For a brief second

For a brief second that turned into a few hours, I missed my ex-boyfriend. Let’s get off to a good start, I prefer not to use labels, so let’s refer to him as BB. And now a bit of the story.

We’ve been broken up for quite a few months now, one can say six, one can say twelve. In any case, it has been somewhat of a while. We ended in good terms and no, this isn’t something that everyone says… least not in this case. BB and me went our own ways as we wanted different things. Yes, there was an odd case here and there of lack of communication and at the same time, it was me who initiated this break-up. Regardless of this, other in-depth relationship details and after-math we had to deal with, we parted ways in the best way possible.

Present day, I find myself in another relationship. Yup, I met another boy and sparks flew out of the blue. In every date we had, there was a connection right from the beginning, it was all exciting and filled with nights of endless stories. These sparks came out of nowhere for the both of us and we decided to give it a go. On top of what we can only describe as ‘met my destiny’, we have a healthy and honest relationship, we are there for each other and get to live our own adventures.

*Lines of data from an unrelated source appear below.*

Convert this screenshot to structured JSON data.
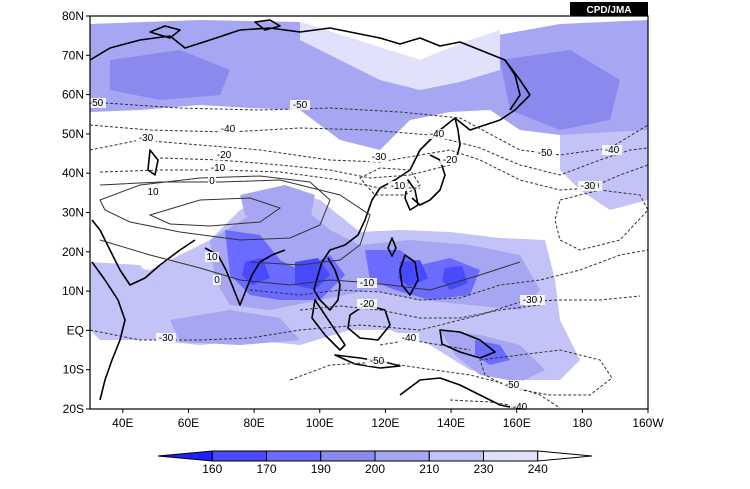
{
  "credit": "CPD/JMA",
  "map": {
    "lat_labels": [
      "80N",
      "70N",
      "60N",
      "50N",
      "40N",
      "30N",
      "20N",
      "10N",
      "EQ",
      "10S",
      "20S"
    ],
    "lon_labels": [
      "40E",
      "60E",
      "80E",
      "100E",
      "120E",
      "140E",
      "160E",
      "180",
      "160W"
    ],
    "lon_range": [
      30,
      200
    ],
    "lat_range": [
      -20,
      80
    ]
  },
  "colorbar": {
    "levels": [
      "160",
      "170",
      "190",
      "200",
      "210",
      "230",
      "240"
    ],
    "colors": [
      "#1f1fff",
      "#4949ff",
      "#6b6bff",
      "#8a8aee",
      "#a6a6f2",
      "#c3c3f7",
      "#e1e1fb"
    ]
  },
  "contour_labels": {
    "items": [
      "-50",
      "-40",
      "-30",
      "-20",
      "-10",
      "0",
      "10",
      "10",
      "0",
      "-10",
      "-20",
      "-30",
      "-40",
      "-50",
      "-50",
      "-40",
      "-30",
      "-20",
      "-10",
      "-40",
      "-30",
      "-50",
      "-50",
      "-40",
      "-50",
      "-30",
      "-30"
    ]
  },
  "shading": {
    "fill_light": "#e1e1fb",
    "fill_mid": "#a6a6f2",
    "fill_dark": "#6b6bff",
    "fill_darkest": "#4949ff"
  }
}
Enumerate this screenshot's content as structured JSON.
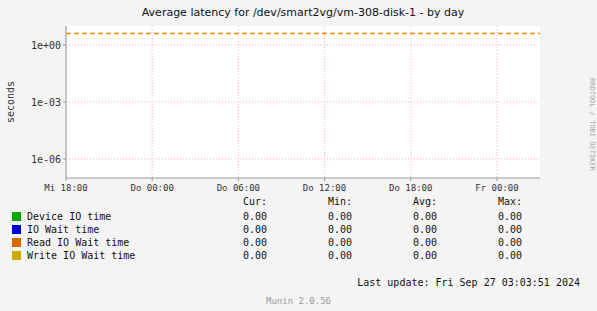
{
  "chart_data": {
    "type": "line",
    "title": "Average latency for /dev/smart2vg/vm-308-disk-1 - by day",
    "y_label": "seconds",
    "log": "y",
    "grid": true,
    "legend": "bottom",
    "xlim": [
      0,
      33
    ],
    "xticks": [
      {
        "value": 0,
        "label": "Mi 18:00"
      },
      {
        "value": 6,
        "label": "Do 00:00"
      },
      {
        "value": 12,
        "label": "Do 06:00"
      },
      {
        "value": 18,
        "label": "Do 12:00"
      },
      {
        "value": 24,
        "label": "Do 18:00"
      },
      {
        "value": 30,
        "label": "Fr 00:00"
      }
    ],
    "ylim": [
      1e-07,
      10.0
    ],
    "yticks": [
      {
        "value": 1e-06,
        "label": "1e-06"
      },
      {
        "value": 0.001,
        "label": "1e-03"
      },
      {
        "value": 1,
        "label": "1e+00"
      }
    ],
    "reference_lines": [
      {
        "y": 4.0,
        "color": "#ff8800",
        "line_style": "dashed"
      }
    ],
    "table_headers": [
      "Cur:",
      "Min:",
      "Avg:",
      "Max:"
    ],
    "series": [
      {
        "name": "Device IO time",
        "color": "#00aa00",
        "stats": [
          {
            "value": 0,
            "label": "0.00"
          },
          {
            "value": 0,
            "label": "0.00"
          },
          {
            "value": 0,
            "label": "0.00"
          },
          {
            "value": 0,
            "label": "0.00"
          }
        ]
      },
      {
        "name": "IO Wait time",
        "color": "#0000cc",
        "stats": [
          {
            "value": 0,
            "label": "0.00"
          },
          {
            "value": 0,
            "label": "0.00"
          },
          {
            "value": 0,
            "label": "0.00"
          },
          {
            "value": 0,
            "label": "0.00"
          }
        ]
      },
      {
        "name": "Read IO Wait time",
        "color": "#dd6600",
        "stats": [
          {
            "value": 0,
            "label": "0.00"
          },
          {
            "value": 0,
            "label": "0.00"
          },
          {
            "value": 0,
            "label": "0.00"
          },
          {
            "value": 0,
            "label": "0.00"
          }
        ]
      },
      {
        "name": "Write IO Wait time",
        "color": "#ccaa00",
        "stats": [
          {
            "value": 0,
            "label": "0.00"
          },
          {
            "value": 0,
            "label": "0.00"
          },
          {
            "value": 0,
            "label": "0.00"
          },
          {
            "value": 0,
            "label": "0.00"
          }
        ]
      }
    ],
    "annotations": [
      "Last update: Fri Sep 27 03:03:51 2024",
      "Munin 2.0.56",
      "RRDTOOL / TOBI OETIKER"
    ]
  }
}
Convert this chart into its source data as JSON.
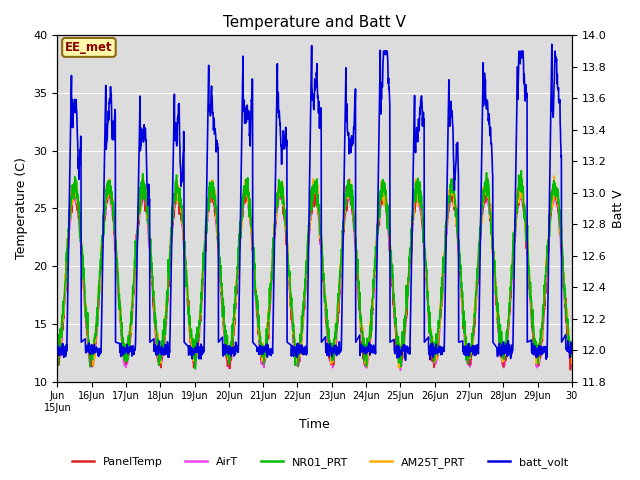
{
  "title": "Temperature and Batt V",
  "xlabel": "Time",
  "ylabel_left": "Temperature (C)",
  "ylabel_right": "Batt V",
  "annotation_text": "EE_met",
  "annotation_color": "#8B0000",
  "annotation_bg": "#FFFAAA",
  "annotation_border": "#8B6914",
  "ylim_left": [
    10,
    40
  ],
  "ylim_right": [
    11.8,
    14.0
  ],
  "bg_color": "#DCDCDC",
  "fig_bg": "#FFFFFF",
  "legend_entries": [
    {
      "label": "PanelTemp",
      "color": "#DD2222",
      "lw": 1.2
    },
    {
      "label": "AirT",
      "color": "#EE44EE",
      "lw": 1.2
    },
    {
      "label": "NR01_PRT",
      "color": "#00BB00",
      "lw": 1.2
    },
    {
      "label": "AM25T_PRT",
      "color": "#FFAA00",
      "lw": 1.2
    },
    {
      "label": "batt_volt",
      "color": "#0000DD",
      "lw": 1.2
    }
  ],
  "n_days": 15,
  "pts_per_day": 144,
  "seed": 7
}
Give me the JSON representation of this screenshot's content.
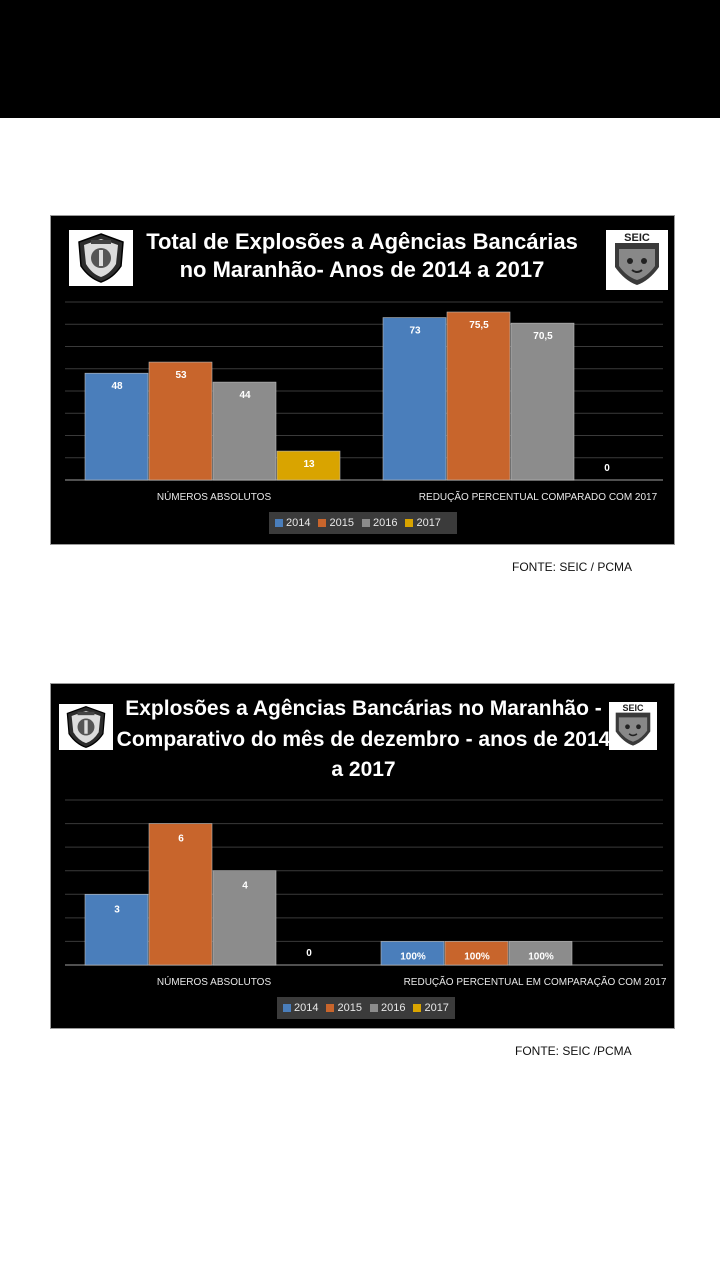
{
  "charts": [
    {
      "title": "Total de Explosões a Agências Bancárias no Maranhão- Anos de 2014 a 2017",
      "source": "FONTE: SEIC / PCMA",
      "logo_left": "policia-civil-emblem",
      "logo_right": "seic-emblem",
      "logo_right_text": "SEIC"
    },
    {
      "title": "Explosões a Agências Bancárias no Maranhão - Comparativo do mês de dezembro - anos de 2014 a 2017",
      "source": "FONTE: SEIC /PCMA",
      "logo_left": "policia-civil-emblem",
      "logo_right": "seic-emblem",
      "logo_right_text": "SEIC"
    }
  ],
  "colors": {
    "2014": "#4a7ebb",
    "2015": "#c8652c",
    "2016": "#8c8c8c",
    "2017": "#d9a400",
    "background": "#000000",
    "gridline": "#3a3a3a"
  },
  "chart_data": [
    {
      "type": "bar",
      "title": "Total de Explosões a Agências Bancárias no Maranhão- Anos de 2014 a 2017",
      "categories": [
        "NÚMEROS ABSOLUTOS",
        "REDUÇÃO PERCENTUAL COMPARADO COM 2017"
      ],
      "series": [
        {
          "name": "2014",
          "values": [
            48,
            73
          ],
          "labels": [
            "48",
            "73"
          ]
        },
        {
          "name": "2015",
          "values": [
            53,
            75.5
          ],
          "labels": [
            "53",
            "75,5"
          ]
        },
        {
          "name": "2016",
          "values": [
            44,
            70.5
          ],
          "labels": [
            "44",
            "70,5"
          ]
        },
        {
          "name": "2017",
          "values": [
            13,
            0
          ],
          "labels": [
            "13",
            "0"
          ]
        }
      ],
      "ylim": [
        0,
        80
      ],
      "grid": true,
      "legend_position": "bottom"
    },
    {
      "type": "bar",
      "title": "Explosões a Agências Bancárias no Maranhão - Comparativo do mês de dezembro - anos de 2014 a 2017",
      "categories": [
        "NÚMEROS ABSOLUTOS",
        "REDUÇÃO PERCENTUAL EM COMPARAÇÃO COM 2017"
      ],
      "series": [
        {
          "name": "2014",
          "values": [
            3,
            1
          ],
          "labels": [
            "3",
            "100%"
          ]
        },
        {
          "name": "2015",
          "values": [
            6,
            1
          ],
          "labels": [
            "6",
            "100%"
          ]
        },
        {
          "name": "2016",
          "values": [
            4,
            1
          ],
          "labels": [
            "4",
            "100%"
          ]
        },
        {
          "name": "2017",
          "values": [
            0,
            null
          ],
          "labels": [
            "0",
            ""
          ]
        }
      ],
      "ylim": [
        0,
        7
      ],
      "grid": true,
      "legend_position": "bottom"
    }
  ]
}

So, what’s the deal with missing BB for a brief second that turned into a few hours? Well, these emotions that came so suddenly reminded me of another spark that I had before. Even though I was in a new city with a new love, meaning there were no street corners to remind me of BB, there was no spots or pictures lying around. Be that as it may, there were feelings and emotions of that long-lost love. He hadn’t been a bad person at all, he didn’t cheat nor lie, he didn’t toy with my feelings or any of the sort. It’s just that our lives were not on the same page for long-term.

I spoke to my sister about this and she told me right away “ It is okay to miss somehow you once loved. You lived and loved. Now, think of the person you are with and how you walk together. Remember to walk side by side, not two steps ahead or behind, you can’t spend more time in your life chasing after someone and waiting for someone to catch up.”

And she was absolutely right.

Because after a few years walking with BB, close to end, we ended walking to a different rhythm. I felt out of reach and ready to fly. And by all means, that didn’t mean I was ready to break up right away nor that it was easy for me. It crushed me. Bad. This guided me to spend far too many nights crying and only being sad. And as music is my passion, it also led me to listen to “ Unbreak my heart”, “I will always love you” and every other heartbreak song known to man, time and time again.

I was the one who took control of the situation and thought to myself by taking the next step and changing it up, I would not miss him as much. Since I put a lot of thought of whether he was the right man for me or not, I thought about it so many times, I spoke about it day in and day out. There were times when I even threw myself back into the relationship. So the fact that I missed him so much was a sign of weakness. Not only because I thought I was making the wrong decision but because I was self-doubting my decision.

It was my biggest weakness because since he did not hurt me in any way, it felt wrong to break up and to then even miss him that much afterwards. All the courage I mustered up when I walked away had gone. Because at the end of the day, how can I miss someone who I chose not to have in my life anymore?

Going back to what my sister said:

Missing someone is not a sign of weakness, it is a sign of being a normal human being.

After all, we miss friends that move away… Heck, I always move around and I miss the friends I leave behind. Crying for them, as well. It’s a clear sign that we love them. That feeling of missing someone is as meaningful as loving someone.

On that count, this is why that brief second turned into hours. BB shows up from time to time in my thoughts and an occasional text message. Sincerely, in my new relationship, I believed that I was going to feel another punch-in-the-gut feeling, another kick-in-the-heart kind of emotion, at any given time. After the few first times, another one never came. As I realized that it was okay to miss BB, I also realized that once we past the hurt, it is possible to find love within that relationship once again. Of course, in a different way. We need time to heal and give ourselves time to do so and at that point, remember everything is good under a different light.

After all that being said and done, that street corner or any other memory that might have BB’s name all over it, isn’t painful nor full of doubt anymore. It is now a memory of two people who were truly in love with each other and gave each other their best.

Let the new adventures roll and make new memories.